I bambini sono stati premiati perché hanno realizzato o aiutato a realizzare in casa, in parrocchia o a scuola il presepe.

“Anche quest’anno è una grande festa – ha commentato il presidente del comitato organizzatore dell’evento, il professor Paolo Blasi – L’entusiasmo dimostrato dai bambini, dalle parrocchie e dalle scuole è stato commovente: in tanti ci hanno voluto inviare una foto della propria realizzazione e abbiamo potuto constatare quanta attenzione e tempo vengono dedicati alla costruzione della ‘capannuccia’, spesso fatta artigianalmente dai bambini insieme agli adulti”.

“Quando abbiamo dato vita a questa iniziativa – continua l’imprenditore Mario Razzanelli, segretario del comitato e ideatore dell’evento – abbiamo avuto 300 iscrizioni. Oggi a otto anni dal primo evento abbiamo decuplicato gli aderenti, segno che i bambini e di conseguenza le loro famiglie hanno ritrovato il vero significato del Natale che non sta nell’albero o nei doni, ma dentro quella capannuccia con la sacra natività”.

Ad allietare la cerimonia ci hanno pensato i canti di Natale dei bambini del Piccolo Coro Melograno.

La parrocchia del Preziosissimo Sangue di Firenze e la scuola Conservatorio Santa Maria degli Angeli hanno anche ricevuto una maternità in ulivo del Libano del Centro Missionario medicinali per aver coinvolto nella realizzazione del presepe il maggior numero di bambini.

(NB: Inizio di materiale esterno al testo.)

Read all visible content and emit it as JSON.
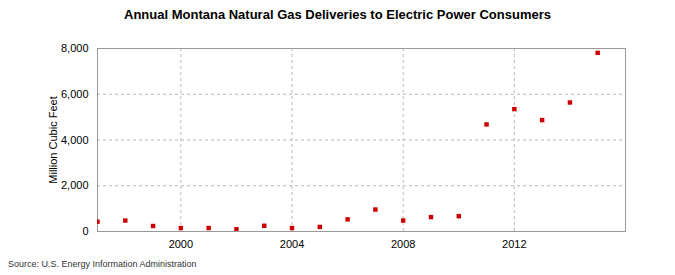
{
  "chart_data": {
    "type": "scatter",
    "title": "Annual Montana Natural Gas Deliveries to Electric Power Consumers",
    "caption": "Source: U.S. Energy Information Administration",
    "y_label": "Million Cubic Feet",
    "x": [
      1997,
      1998,
      1999,
      2000,
      2001,
      2002,
      2003,
      2004,
      2005,
      2006,
      2007,
      2008,
      2009,
      2010,
      2011,
      2012,
      2013,
      2014,
      2015
    ],
    "values": [
      430,
      480,
      240,
      150,
      150,
      100,
      250,
      150,
      200,
      530,
      960,
      480,
      630,
      670,
      4680,
      5350,
      4870,
      5640,
      7810
    ],
    "color": "#cc0000",
    "marker": "square",
    "xlim": [
      1997,
      2016
    ],
    "xticks": [
      2000,
      2004,
      2008,
      2012
    ],
    "ylim": [
      0,
      8000
    ],
    "yticks": [
      0,
      {
        "value": 2000,
        "label": "2,000"
      },
      {
        "value": 4000,
        "label": "4,000"
      },
      {
        "value": 6000,
        "label": "6,000"
      },
      {
        "value": 8000,
        "label": "8,000"
      }
    ],
    "grid": true
  }
}
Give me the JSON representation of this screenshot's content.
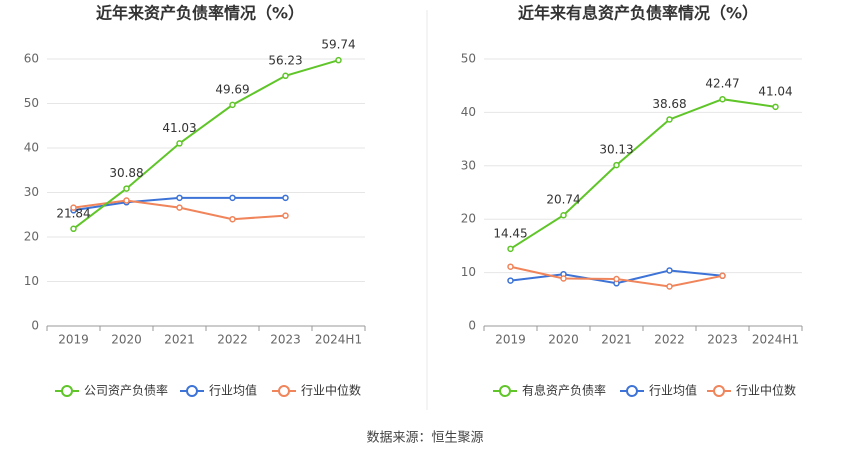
{
  "chart_data": [
    {
      "type": "line",
      "title": "近年来资产负债率情况（%）",
      "categories": [
        "2019",
        "2020",
        "2021",
        "2022",
        "2023",
        "2024H1"
      ],
      "series": [
        {
          "name": "公司资产负债率",
          "color": "#5fc528",
          "values": [
            21.84,
            30.88,
            41.03,
            49.69,
            56.23,
            59.74
          ],
          "data_labels": true
        },
        {
          "name": "行业均值",
          "color": "#3d73d6",
          "values": [
            26,
            27.8,
            28.8,
            28.8,
            28.8,
            null
          ]
        },
        {
          "name": "行业中位数",
          "color": "#f0845a",
          "values": [
            26.6,
            28.2,
            26.6,
            24,
            24.8,
            null
          ]
        }
      ],
      "ylim": [
        0,
        65
      ],
      "yticks": [
        0,
        10,
        20,
        30,
        40,
        50,
        60
      ],
      "grid": true,
      "legend": "bottom"
    },
    {
      "type": "line",
      "title": "近年来有息资产负债率情况（%）",
      "categories": [
        "2019",
        "2020",
        "2021",
        "2022",
        "2023",
        "2024H1"
      ],
      "series": [
        {
          "name": "有息资产负债率",
          "color": "#5fc528",
          "values": [
            14.45,
            20.74,
            30.13,
            38.68,
            42.47,
            41.04
          ],
          "data_labels": true
        },
        {
          "name": "行业均值",
          "color": "#3d73d6",
          "values": [
            8.5,
            9.7,
            8,
            10.4,
            9.4,
            null
          ]
        },
        {
          "name": "行业中位数",
          "color": "#f0845a",
          "values": [
            11.1,
            8.9,
            8.8,
            7.4,
            9.4,
            null
          ]
        }
      ],
      "ylim": [
        0,
        54
      ],
      "yticks": [
        0,
        10,
        20,
        30,
        40,
        50
      ],
      "grid": true,
      "legend": "bottom"
    }
  ],
  "source": "数据来源：恒生聚源"
}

Un premio speciale è andato all’Opera Diocesana Assistenza e ai suoi ragazzi disabili che hanno realizzato una splendida rappresentazione della Sacra Natività nel loro istituto.

L’evento è finanziato dall’Ente Cassa di Risparmio di Firenze.

All’iniziativa, dedicata ai bambini dai 7 ai 14 anni, si sono voluti iscrivere anche tanti bambini più piccoli, della scuola dell’infanzia, che hanno aiutato i loro genitori, nonni e insegnanti a mettere le pecorelle e il muschio nei presepi.